US markets were closed for Thanksgiving yesterday and second tier EMU eco data failed to impress. The result was a dull, low volume, trading session. Minutes of the previous ECB meeting confirmed the central bank’s current comfortable position with the bar being very high to change that. EC November economic confidence data printed near consensus. Russian president Putin signaled willingness to negotiate a peace deal by saying that US President Trump’s proposals for end the war could be the basis for future agreements. No final version exists yet with US official heading to Moscow next week for further discussions. He was happy to learn that the US took into account Russia’s position as discussed when the two presidents met in Alaska. European stock markets closed almost unchanged after a day of treading water near opening levels. German bond yields added 1 bp across the curve while EUR/USD remained stuck at 1.16. EUR/GBP also went nowhere at 0.8758. The “relief” rally following UK Chancellor Reeves’ Autumn budget proved short-lived. We stressed before that it might be a battle won by the UK government, but the fight ain’t over.

US markets close early today with traded volumes traditionally lower the (Black) Friday after Thanksgiving. Eco data are confined to Europe with national inflation readings in Spain, France, Italy and Germany. Yesterday’s numbers released in Belgium showed a significant acceleration, but that doesn’t necessarily mean that we’ll get the same today as national policies obviously can play an important role. Taken into account the firm ECB stance, EMU eco data generally lost market-moving potential. It leaves general risk sentiment as today’s main global market driver. Stock markets crawled back this week, avoiding a sell-on-upticks pattern. We’ll see how much dash is left going into the weekend.

News and views

Japanese data published this morning at least confirm that conditions are falling into place for the Bank of Japan to make a next step in the process of policy normalization in the near future. November Tokyo CPI inflation, seen as pointer for national data to be published next month, remained well above the BoJ’s 2% inflation target. Headline inflation eased marginally from 2.8% to 2.7%. Core measures (ex fresh food & ex fresh food and energy) were both unchanged at 2.8%. Food price inflation slowed to 0.3% M/M and 5.5% Y/Y (from 5.8%). Utility prices again rose a solid 4.1% M/M (2.4% Y/Y). Services prices inflation eased slightly to 1.5% Y/Y from 1.6%. Price rises for goods were still a strong 4% Y/Y. In this respect, the weak of level of the yen might become an ever bigger factor in the BoJ’s assessment. Aside from the price data, activity indictors also showed resilience with both October production growth (1.4% M/M and 1.5% Y/Y) and retail sales (1.6% M/M) substantially beating expectations. The unemployment rate remained unchanged at 2.6%. The next BoJ policy decision is scheduled for December 19. The market currently discounts a probability of a rate hike of about 60%. The yen whipsawed but holds basically unchanged near USD/JPY 156.35.

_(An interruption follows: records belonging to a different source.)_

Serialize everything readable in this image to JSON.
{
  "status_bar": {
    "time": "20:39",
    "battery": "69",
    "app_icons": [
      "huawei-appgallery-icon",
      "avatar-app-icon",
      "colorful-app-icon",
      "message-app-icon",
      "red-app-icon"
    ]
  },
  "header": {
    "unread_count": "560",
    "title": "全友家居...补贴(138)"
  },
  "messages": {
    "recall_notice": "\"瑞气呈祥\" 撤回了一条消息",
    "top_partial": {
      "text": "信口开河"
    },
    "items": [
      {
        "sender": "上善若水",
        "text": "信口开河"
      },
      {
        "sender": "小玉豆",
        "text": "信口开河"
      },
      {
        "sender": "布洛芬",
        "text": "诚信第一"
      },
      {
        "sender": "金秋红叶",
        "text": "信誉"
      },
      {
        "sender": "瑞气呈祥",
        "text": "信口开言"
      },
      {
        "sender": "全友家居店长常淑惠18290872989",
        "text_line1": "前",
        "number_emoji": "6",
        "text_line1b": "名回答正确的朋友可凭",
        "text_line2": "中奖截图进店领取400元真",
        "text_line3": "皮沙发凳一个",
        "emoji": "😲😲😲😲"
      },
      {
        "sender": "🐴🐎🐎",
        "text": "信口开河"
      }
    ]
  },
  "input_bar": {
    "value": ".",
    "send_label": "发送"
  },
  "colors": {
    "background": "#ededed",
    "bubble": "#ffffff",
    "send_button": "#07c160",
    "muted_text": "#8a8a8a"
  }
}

Consumer confidence in New-Zealand as measured by the ANZ-Roy Morgan survey improved substantially in November, rising from 92.4 to 98.4 and reaching the best level since June. Consumers, amongst others, turned more positive on the economy, both for the next year and further out. Also ANZ business confidence jumped sharply in November from 58.1 to 67.1. This is the best level since March 2014. The release of these solid confidence data come after the RBNZ earlier this week cut the policy rate by 25 bps to 2.25%, but indicated that the bar for further easing is high as the current level of the policy rate is low enough to support activity going forward. Even so, after a sharp rebound after the RBNZ decision, the kiwi dollar this morning eases marginally to NZD/USD 0.5715. It traded below 0.56 at the start of the week.